Johnson gave the 6-foot-1, 243-pound senior the moniker because though he isn’t the most talkative member of the team, Stanley is very serious about being a good football player. Penn State’s defensive line coach recruited Stanley out of Gaithersburg High School in Rockville, Md., and said he has seen the defensive end matured a lot in their time together.
“That’s what you want to see in college. You want to see kids grow into young men,” Johnson said. “And that’s what Sean has done, and I’m really happy to see where he is, not only on as a football player, but where he is in his life right now. I think that’s really special.”

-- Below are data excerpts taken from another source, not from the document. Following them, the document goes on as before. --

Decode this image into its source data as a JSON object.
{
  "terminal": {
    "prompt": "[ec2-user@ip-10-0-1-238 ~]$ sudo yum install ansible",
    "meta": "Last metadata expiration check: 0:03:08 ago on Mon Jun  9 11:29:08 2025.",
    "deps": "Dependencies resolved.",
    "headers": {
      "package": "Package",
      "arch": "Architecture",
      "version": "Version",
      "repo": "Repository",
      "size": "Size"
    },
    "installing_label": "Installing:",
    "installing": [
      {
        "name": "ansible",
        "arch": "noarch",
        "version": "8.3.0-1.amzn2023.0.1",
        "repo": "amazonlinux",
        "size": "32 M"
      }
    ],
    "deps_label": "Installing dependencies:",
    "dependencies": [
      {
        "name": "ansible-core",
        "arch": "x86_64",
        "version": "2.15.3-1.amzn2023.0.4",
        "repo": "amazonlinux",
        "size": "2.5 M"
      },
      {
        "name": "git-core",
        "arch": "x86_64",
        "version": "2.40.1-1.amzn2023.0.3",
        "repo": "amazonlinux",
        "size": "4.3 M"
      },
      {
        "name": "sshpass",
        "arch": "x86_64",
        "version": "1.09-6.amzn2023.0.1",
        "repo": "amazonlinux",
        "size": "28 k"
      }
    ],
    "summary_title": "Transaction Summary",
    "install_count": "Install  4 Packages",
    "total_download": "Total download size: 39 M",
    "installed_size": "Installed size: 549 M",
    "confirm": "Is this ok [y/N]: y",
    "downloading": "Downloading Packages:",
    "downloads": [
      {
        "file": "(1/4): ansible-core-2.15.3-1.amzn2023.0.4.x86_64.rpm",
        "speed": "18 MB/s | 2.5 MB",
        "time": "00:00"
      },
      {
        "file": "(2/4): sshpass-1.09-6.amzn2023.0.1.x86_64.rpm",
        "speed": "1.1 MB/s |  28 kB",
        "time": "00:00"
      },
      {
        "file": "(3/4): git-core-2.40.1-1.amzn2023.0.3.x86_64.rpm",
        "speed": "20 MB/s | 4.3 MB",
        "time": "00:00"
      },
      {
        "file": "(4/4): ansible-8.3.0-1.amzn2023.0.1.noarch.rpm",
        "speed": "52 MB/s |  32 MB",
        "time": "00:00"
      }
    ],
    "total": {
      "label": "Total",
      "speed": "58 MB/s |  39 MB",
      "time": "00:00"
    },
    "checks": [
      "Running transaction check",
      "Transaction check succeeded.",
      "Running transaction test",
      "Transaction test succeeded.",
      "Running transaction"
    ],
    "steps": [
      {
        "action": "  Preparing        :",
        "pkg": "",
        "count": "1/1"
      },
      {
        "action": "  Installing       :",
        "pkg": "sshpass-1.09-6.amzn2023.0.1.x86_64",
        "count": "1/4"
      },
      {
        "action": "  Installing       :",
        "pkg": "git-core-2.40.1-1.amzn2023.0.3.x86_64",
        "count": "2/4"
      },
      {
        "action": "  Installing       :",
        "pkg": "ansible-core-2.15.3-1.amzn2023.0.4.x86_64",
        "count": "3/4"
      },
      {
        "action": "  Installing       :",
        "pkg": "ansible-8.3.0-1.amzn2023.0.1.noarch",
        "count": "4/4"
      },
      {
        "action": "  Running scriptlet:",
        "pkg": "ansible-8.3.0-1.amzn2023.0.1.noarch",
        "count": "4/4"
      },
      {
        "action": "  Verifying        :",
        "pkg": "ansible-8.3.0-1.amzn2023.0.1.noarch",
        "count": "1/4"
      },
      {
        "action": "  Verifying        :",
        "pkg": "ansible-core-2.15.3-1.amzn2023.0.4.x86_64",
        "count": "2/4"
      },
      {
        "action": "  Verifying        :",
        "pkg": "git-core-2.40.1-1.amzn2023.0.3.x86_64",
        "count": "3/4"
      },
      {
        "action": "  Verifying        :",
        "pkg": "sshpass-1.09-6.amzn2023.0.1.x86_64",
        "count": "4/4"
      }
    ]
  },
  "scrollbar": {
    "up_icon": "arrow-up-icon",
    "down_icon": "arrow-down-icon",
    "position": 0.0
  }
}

The “quiet storm” has made 23 tackles — 4.5 of which were for losses, including a sack — and recovered one fumble this season. In Penn State’s 12-point loss to Ohio State, Stanley had his most productive game of the season.
He had career-high seven tackles, and half a sack against the Buckeyes. Coming off an under-whelming performance against Iowa, he said he spent some extra time in the film room during the week, which benefited him last Saturday.
“I kind of made it my goal just to play better,” Stanley said. “I thought I did a pretty good job of that, made the most of my opportunities.”
Coming off a junior season in which he started seven games and had 4.5 sacks, Stanley has been bothered by a back issue for most of the season. The malady forced Stanley to miss Penn State’s week four contest against Temple, but he has been able to play in every other game since.
Johnson said playing through the pain shows a lot of Stanley, and he’s not the only coach who has taken notice.
“If you know anything about back issues, to play defensive end in the Big Ten conference and play the way he plays is a credit to him,” coach Bill O’Brien said. “He’s a tough guy. I’ve enjoyed watching him play and getting to know him, and I wish we had him for longer than we do, but I’ve seen him develop and get better and better, and he plays with great effort.”
Stanley is part of a veteran defensive front that has limited opponents to 3.6 yards per rush this season. And though there are a lot of experienced players on the line, one of its most productive members is redshirt freshman Deion Barnes.
A defensive end, Barnes leads the team with four sacks, and he credits some of his success to the assistance he got from Stanley.
“He’s been helping me a lot, ever since the beginning of training camp, basically since the spring time,” Barnes said. “Any advice I ask him, he’s been helping me with pass rush, stopping the run.”
Johnson noted in the film room, he’ll have an older player sit with a younger player to discuss the tape. The coach said this is another area in which Stanley helps the line.
“Sean has been outstanding, not only to Deion and all the young players, but to everyone in the room because he’s been through it,” Johnson said. “And I think that’s what’s really special about Sean.”